The orchestra was formed in 1983 by Iván Fischer and Zoltán Kocsis, with musicians “drawn from the cream of Hungary’s younger players,” as TheTimes of London put it. Their aim, through intensive rehearsals and demanding the highest standards from musicians, was to make the orchestra’s initially three or four concerts per year significant events in Hungary’s musical life, and to give Budapest a new symphony orchestra of international standing.
Between 1992 and 2000, extending their work to a full season the ensemble operated under the aegis of the Budapest Municipality and the new BFO Foundation, formed by fifteen Hungarian and multinational corporations and banks. From the 2000/2001 season onwards the orchestra is operated by the BFO Foundation, which the Budapest City Council regularly supports under a contract renewable every five years. In 2003 the Ministry of Cultural Heritage declared the orchestra a national institution supported by the state.

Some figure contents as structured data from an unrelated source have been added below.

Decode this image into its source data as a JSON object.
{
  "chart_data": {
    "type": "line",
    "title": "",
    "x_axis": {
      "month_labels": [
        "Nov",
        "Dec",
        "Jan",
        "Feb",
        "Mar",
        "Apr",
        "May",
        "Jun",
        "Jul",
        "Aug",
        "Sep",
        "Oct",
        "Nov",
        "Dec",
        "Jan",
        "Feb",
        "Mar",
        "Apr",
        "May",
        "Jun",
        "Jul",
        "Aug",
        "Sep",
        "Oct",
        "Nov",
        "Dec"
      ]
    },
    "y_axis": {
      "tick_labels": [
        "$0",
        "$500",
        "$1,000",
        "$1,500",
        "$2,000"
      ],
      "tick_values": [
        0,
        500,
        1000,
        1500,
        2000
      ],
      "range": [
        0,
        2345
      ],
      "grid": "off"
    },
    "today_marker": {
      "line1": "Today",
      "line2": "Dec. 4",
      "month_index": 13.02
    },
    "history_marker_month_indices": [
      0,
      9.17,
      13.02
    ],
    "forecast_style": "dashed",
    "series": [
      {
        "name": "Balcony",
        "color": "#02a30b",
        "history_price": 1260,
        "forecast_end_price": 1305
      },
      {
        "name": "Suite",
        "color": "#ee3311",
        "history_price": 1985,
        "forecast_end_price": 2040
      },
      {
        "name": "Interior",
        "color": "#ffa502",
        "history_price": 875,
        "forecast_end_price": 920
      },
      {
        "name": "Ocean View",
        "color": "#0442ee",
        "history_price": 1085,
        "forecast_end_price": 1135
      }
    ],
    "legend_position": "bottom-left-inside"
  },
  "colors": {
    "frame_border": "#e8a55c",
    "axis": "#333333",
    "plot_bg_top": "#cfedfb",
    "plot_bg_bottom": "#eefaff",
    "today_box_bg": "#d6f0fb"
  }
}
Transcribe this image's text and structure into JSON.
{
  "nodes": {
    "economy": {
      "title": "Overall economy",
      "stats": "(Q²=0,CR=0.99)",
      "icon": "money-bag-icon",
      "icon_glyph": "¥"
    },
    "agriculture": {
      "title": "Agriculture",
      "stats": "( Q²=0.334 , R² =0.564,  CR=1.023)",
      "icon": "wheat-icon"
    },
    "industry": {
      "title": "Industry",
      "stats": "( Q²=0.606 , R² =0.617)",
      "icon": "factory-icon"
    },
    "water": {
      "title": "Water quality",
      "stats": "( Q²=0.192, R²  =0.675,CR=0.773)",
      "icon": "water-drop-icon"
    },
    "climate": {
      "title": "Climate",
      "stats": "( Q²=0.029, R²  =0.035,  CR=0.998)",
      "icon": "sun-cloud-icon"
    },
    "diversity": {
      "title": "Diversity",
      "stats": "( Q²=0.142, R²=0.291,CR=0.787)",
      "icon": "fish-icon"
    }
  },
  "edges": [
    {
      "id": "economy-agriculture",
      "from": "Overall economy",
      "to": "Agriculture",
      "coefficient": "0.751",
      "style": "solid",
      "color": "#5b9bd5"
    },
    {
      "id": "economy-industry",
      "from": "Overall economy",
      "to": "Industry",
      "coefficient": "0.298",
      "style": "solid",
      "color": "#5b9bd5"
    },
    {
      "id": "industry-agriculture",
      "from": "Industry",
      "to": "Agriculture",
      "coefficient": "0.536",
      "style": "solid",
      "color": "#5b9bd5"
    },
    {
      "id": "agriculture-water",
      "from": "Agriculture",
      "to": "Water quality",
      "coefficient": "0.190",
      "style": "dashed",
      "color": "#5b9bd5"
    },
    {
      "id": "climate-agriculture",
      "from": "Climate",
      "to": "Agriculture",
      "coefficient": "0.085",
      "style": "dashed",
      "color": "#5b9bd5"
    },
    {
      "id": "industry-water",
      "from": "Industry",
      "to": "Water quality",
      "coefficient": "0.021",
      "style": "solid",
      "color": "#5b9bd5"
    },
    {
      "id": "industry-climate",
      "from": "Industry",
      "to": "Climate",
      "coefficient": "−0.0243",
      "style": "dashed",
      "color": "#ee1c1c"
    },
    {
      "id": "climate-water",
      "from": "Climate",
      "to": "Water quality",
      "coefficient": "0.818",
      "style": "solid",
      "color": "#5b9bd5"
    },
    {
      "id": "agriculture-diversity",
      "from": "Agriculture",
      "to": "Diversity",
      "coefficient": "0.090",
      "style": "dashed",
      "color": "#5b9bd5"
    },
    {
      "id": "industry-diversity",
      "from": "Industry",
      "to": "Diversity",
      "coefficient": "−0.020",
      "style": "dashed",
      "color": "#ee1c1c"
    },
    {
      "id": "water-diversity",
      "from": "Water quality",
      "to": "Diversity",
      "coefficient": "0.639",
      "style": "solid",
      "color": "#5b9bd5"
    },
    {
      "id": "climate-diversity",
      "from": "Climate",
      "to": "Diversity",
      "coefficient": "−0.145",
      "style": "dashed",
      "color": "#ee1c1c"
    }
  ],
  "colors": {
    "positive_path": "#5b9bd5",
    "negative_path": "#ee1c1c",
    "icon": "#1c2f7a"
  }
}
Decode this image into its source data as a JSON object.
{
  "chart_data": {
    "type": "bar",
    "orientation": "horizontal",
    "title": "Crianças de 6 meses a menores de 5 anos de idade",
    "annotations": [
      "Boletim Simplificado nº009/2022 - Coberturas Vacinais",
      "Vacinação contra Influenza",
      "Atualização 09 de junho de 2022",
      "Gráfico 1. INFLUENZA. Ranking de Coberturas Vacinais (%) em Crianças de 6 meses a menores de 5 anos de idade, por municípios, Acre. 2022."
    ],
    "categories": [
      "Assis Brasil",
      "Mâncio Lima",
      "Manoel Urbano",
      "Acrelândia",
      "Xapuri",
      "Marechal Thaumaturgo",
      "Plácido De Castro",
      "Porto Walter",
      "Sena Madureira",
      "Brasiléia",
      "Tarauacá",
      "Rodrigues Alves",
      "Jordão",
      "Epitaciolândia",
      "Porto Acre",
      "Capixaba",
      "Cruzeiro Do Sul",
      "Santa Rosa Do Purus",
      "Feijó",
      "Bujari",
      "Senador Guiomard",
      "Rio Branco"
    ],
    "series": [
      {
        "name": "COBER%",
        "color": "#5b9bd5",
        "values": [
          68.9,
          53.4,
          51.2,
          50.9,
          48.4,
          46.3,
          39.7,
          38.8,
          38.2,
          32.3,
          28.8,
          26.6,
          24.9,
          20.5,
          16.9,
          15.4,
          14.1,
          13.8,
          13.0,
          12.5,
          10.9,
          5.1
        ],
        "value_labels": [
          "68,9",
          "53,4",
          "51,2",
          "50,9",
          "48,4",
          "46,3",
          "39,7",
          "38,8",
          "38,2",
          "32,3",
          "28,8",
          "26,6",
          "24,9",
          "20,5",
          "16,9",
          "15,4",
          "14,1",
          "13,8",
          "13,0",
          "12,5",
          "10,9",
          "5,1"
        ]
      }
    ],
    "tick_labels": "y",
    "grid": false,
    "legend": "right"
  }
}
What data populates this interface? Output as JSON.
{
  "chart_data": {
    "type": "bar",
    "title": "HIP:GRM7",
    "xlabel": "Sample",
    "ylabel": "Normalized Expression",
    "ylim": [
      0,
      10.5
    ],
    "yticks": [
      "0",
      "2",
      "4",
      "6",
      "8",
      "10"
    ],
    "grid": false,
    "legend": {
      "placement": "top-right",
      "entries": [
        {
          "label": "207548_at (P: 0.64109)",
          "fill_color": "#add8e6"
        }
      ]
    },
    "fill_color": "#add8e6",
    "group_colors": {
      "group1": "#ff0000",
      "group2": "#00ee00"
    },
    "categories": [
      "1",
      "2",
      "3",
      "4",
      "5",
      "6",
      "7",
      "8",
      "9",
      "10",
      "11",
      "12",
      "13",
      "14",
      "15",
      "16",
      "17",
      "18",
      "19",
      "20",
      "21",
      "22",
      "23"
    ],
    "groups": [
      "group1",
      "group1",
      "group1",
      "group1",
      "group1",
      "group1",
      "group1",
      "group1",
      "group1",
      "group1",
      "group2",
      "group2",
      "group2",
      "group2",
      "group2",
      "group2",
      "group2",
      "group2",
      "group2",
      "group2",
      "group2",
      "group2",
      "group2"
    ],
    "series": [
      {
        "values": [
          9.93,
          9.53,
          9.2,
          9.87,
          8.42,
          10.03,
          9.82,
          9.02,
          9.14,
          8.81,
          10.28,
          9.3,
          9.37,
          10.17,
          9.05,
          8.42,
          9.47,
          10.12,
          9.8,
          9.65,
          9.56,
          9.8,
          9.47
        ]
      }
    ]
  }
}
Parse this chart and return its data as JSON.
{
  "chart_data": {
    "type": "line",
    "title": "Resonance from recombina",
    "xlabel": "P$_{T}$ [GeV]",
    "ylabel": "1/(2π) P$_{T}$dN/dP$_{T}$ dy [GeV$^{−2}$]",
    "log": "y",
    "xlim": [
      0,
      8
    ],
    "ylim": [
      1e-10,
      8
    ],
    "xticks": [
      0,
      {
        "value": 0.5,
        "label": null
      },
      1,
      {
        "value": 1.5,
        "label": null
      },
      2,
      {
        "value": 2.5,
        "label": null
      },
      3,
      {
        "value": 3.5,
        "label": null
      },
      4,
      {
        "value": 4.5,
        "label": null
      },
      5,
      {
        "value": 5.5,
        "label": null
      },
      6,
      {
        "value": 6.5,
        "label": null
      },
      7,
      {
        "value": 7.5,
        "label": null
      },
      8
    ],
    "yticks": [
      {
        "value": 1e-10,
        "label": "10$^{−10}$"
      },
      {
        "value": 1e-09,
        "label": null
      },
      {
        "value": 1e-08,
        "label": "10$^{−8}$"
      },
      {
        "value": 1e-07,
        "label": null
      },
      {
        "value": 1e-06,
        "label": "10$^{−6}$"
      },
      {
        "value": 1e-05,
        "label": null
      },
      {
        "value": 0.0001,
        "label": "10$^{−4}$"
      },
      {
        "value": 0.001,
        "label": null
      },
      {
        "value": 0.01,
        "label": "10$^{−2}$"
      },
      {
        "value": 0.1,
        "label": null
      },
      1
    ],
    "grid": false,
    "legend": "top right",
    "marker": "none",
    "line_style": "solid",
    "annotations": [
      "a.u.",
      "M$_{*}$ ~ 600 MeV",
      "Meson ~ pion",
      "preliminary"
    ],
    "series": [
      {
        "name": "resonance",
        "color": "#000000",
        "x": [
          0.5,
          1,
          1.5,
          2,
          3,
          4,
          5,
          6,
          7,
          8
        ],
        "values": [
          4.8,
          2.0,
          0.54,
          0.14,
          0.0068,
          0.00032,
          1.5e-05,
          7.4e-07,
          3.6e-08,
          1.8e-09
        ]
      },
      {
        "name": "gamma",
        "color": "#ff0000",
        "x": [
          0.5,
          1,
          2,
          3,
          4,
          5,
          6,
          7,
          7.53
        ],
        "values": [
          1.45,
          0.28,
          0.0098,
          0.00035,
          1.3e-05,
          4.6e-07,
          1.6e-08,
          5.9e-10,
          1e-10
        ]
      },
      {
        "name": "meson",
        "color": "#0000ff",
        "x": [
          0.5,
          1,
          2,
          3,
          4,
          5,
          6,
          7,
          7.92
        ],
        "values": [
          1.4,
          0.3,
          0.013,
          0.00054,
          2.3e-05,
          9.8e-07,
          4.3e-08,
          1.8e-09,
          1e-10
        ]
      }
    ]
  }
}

The Festival Orchestra is nowadays not only a vital part of Budapest’s music life (usually performing to capacity audiences) but also a frequent and much appreciated guest at the world’s most important centres of musical excellence: Salzburg (Summer Festival), Vienna (Musikverein, Konzerthaus), Lucerne (Festival), Montreux, Zürich (Tonhalle), New York (Carnegie Hall, Avery Fisher Hall), Chicago, Los Angeles (Hollywood Bowl), San Francisco, Montreal, Tokyo (Suntory Hall), Hong-Kong, Paris (Théâtre des Champs-Elysées), Berlin, Munich , Frankfurt (Alte Oper), London (BBC Proms Festival, Barbican Centre, Royal Festival Hall), Florence (Maggio Musicale), Rome (Accademia di Santa Cecilia), Amsterdam (Concertgebouw), Madrid, Athens, Copenhagen, Prague (Prague Spring Festival), Brussels (Flamish Festival) and Buenos Aires (Teatro Colon), among others.
After having recorded on Hungaroton, Quintana, Teldec, Decca, Ponty and Berlin Classics, the orchestra signed an exclusive recording contract with Philips Classics in 1996. Its recording of Bartók’s The Miraculous Mandarin received the Gramophone Award, while Diapason and Le Monde de la Musique chose it as their recording of the year. Recordings of Liszt’s Faust Symphony and Bartók’s Concerto for Orchestra were chosen among the year’s five best orchestral discs by Gramophone. In 2003 the BFO signed a cooperation agreement with the label Channel Classics.
Numerous outstanding figures from the international music scene have performed with the orchestra: Sir Georg Solti (who was the orchestra’s honorary guest conductor until his death), Yehudi Menuhin, Kurt Sanderling, Eliahu Inbal, Charles Dutoit, Gidon Kremer, Sándor Végh, András Schiff, Heinz Holliger, Agnes Baltsa, Ida Haendel, Martha Argerich, Hildegard Behrens, Yuri Bashmet, Rudolf Barshai, Kiri te Kanawa, Radu Lupu, Thomas Zehetmair, Vadim Repin, Helen Donath, Richard Goode and others.
Among the orchestra’s more important projects, its opera productions have been widely acclaimed: The Magic Flute (Budapest), Cosi fan tutte (Athens), Idomeneo (Budapest/Athens), Orfeo ed Euridice (Budapest/Brussesl), Un Turco in Italia (Paris), the cycle of works marking the 50th anniversary of Bartók’s death (Budapest/Brussels/Cologne/Paris/New York), the cycle of Mahler symphonies over several years (Budapest/Lisbon/Frankfurt/Vienna), the series of performances for the centenary of Brahms’ death, a Bartók-Stravinsky cycle (Edinburgh/London/San Francisco/New York) and a Liszt-Wagner cycle in January 2004 (Budapest/Bruxelles/London). In 2005 the orchestra launched its annual Budapest Mahlerfest.
The ensemble places great emphasis on the performance of new music: performing many world and Hungarian premieres (Ustvolskaia, Eötvös, Kurtág, Schönberg, Holliger, Tihanyi, Doráti, Copland, Adams). The orchestra regularly commissions new works (Jeney, Sáry, Lendvay, Vajda, Mártha, Melis, Vidovszky, Tihanyi, Orbán, Láng, Gyöngyösi).
To promote the artistic development of its members the BFO has developed regular chamber music and chamber orchestra series alongside its major orchestral concerts. The Sunday afternoon chamber music events, the “Cocoa Concerts” for young children, the Haydn-Mozart series, where soloists of the concertos are members of the orchestra and the “Open Dress Rehearsals” with Iván Fischer’s introductions to the works being performed have all quickly become favourites of the Budapest music audience.
Ever since its foundation 23 years ago, the BFO’s Music Director has been Iván Fischer.